Tom Goss

Biographical details
- Born: July 6, 1946 (age 79) Knoxville, Tennessee, U.S.

Playing career
- 1965–1968: Michigan
- Position(s): Defensive tackle

Administrative career (AD unless noted)
- 1997–2000: Michigan

Accomplishments and honors

Awards
- First-team All-Big Ten (1968);

= Tom Goss (American football) =

American football player and administrator (born 1946)

Thomas A. Goss (born July 6, 1946) is an American former football player and college athletics administrator. He served as the athletic director at the University of Michigan from 1997 to 2000.

Goss was born in Knoxville, Tennessee, in 1946. He attended Austin High School in Knoxville.
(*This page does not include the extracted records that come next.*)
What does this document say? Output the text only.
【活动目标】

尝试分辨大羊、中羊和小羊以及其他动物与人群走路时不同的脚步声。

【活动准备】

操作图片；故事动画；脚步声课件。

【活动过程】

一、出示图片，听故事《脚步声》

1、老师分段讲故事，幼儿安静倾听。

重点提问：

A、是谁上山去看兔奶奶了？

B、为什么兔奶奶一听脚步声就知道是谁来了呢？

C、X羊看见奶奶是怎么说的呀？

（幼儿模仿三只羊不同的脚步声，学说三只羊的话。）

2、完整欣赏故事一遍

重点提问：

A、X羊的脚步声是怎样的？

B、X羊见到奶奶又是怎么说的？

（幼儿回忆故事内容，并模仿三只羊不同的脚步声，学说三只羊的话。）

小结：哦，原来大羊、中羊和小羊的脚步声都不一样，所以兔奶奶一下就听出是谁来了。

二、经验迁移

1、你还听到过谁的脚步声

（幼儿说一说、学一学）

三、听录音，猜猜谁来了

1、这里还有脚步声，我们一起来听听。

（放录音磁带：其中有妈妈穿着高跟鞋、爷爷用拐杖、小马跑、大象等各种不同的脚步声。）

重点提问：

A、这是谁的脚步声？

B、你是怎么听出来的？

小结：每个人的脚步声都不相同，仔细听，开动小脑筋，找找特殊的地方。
In 1964, he enrolled at the University of Michigan. Goss was initiated into Kappa Alpha Psi fraternity - Sigma chapter in 1966. He played for the Michigan Wolverines football team as a defensive lineman from 1965 to 1968. He was selected as a first-team All-Big Ten Conference defensive tackle in 1968. He received a Bachelor of Science degree in physical education in 1968.

From 1969 to 1997, Goss was employed in business with various companies, including Procter & Gamble, R. J. Reynolds Industries, Del Monte Foods, Faygo, National Beverage, and PIA Merchandising.

In September 1997, Goss became the athletic director at the University of Michigan. Goss took over as athletic director amid the University of Michigan basketball scandal. One month after taking over as athletic director, Goss fired the school's head basketball coach, Steve Fisher, for his involvement in violations relating to the scandal. Michigan's athletic department ran a deficit in 1999, and Goss came under criticism for his management of the department. In February 2000, Goss announced his resignation.